内乱罪で特別検察から死刑の求刑を受けた韓国のユン・ソンニョル(尹錫悦)前大統領が、89分間にわたる最終陳述で、自身は「内乱の標的にされた」と主張し、共に民主党と特別検察チームを強く批判した。一方、謝罪や反省の言葉は最後まで出なかった。
1月13日から翌14日未明にかけて開かれたソウル中央地裁の公判で、ユン・ソンニョル氏は「起訴状は妄想と小説に過ぎない」「民主党のホイッスルに群がるオオカミのように捜査機関が一斉に襲いかかってきた」と述べ、顔を紅潮させながら時折声を荒らげる場面も見られた。
ユン・ソンニョル氏は「たった数時間の、現代史上最も短い非常戒厳を“内乱”として歪曲し、全ての捜査機関が総動員された。大規模な特別検察まで設置されたことで、多くの公職者が無差別に立件・拘束され、不当な起訴が乱発された」と主張した。

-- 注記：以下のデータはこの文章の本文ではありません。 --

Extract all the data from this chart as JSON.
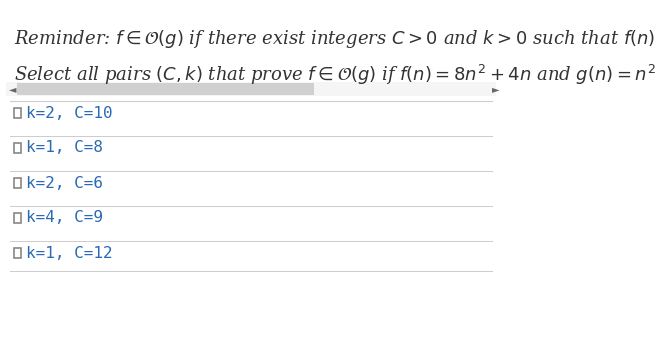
{
  "bg_color": "#f5f5f5",
  "white_bg": "#ffffff",
  "reminder_text": "Reminder: $f \\in \\mathcal{O}(g)$ if there exist integers $C > 0$ and $k > 0$ such that $f(n)$ :",
  "question_text": "Select all pairs $(C, k)$ that prove $f \\in \\mathcal{O}(g)$ if $f(n) = 8n^2 + 4n$ and $g(n) = n^2$",
  "options": [
    "k=2, C=10",
    "k=1, C=8",
    "k=2, C=6",
    "k=4, C=9",
    "k=1, C=12"
  ],
  "text_color": "#333333",
  "option_text_color": "#2a6ab5",
  "separator_color": "#cccccc",
  "scrollbar_bg": "#d0d0d0",
  "scrollbar_filled": "#a0a0a0",
  "reminder_fontsize": 13,
  "question_fontsize": 13,
  "option_fontsize": 11.5,
  "checkbox_color": "#888888",
  "scrollbar_arrow_color": "#666666"
}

また、「私自身も26年間、捜査と公判に携わってきたが、これほど統制なく捜査機関が暴走する事例は見たことがない。これは捜査ではなく、目的ありきの歪曲と捏造だ」と述べた。
最終陳述は14日午前0時12分から始まり、午前1時41分まで約1時間半に及んだ。序盤は落ち着いた口調だったが、国会に言及する場面では顔を紅潮させ、声を荒げる場面もあった。時には呆れたような笑みを浮かべ、傍聴席を見ながら話す様子も見られた。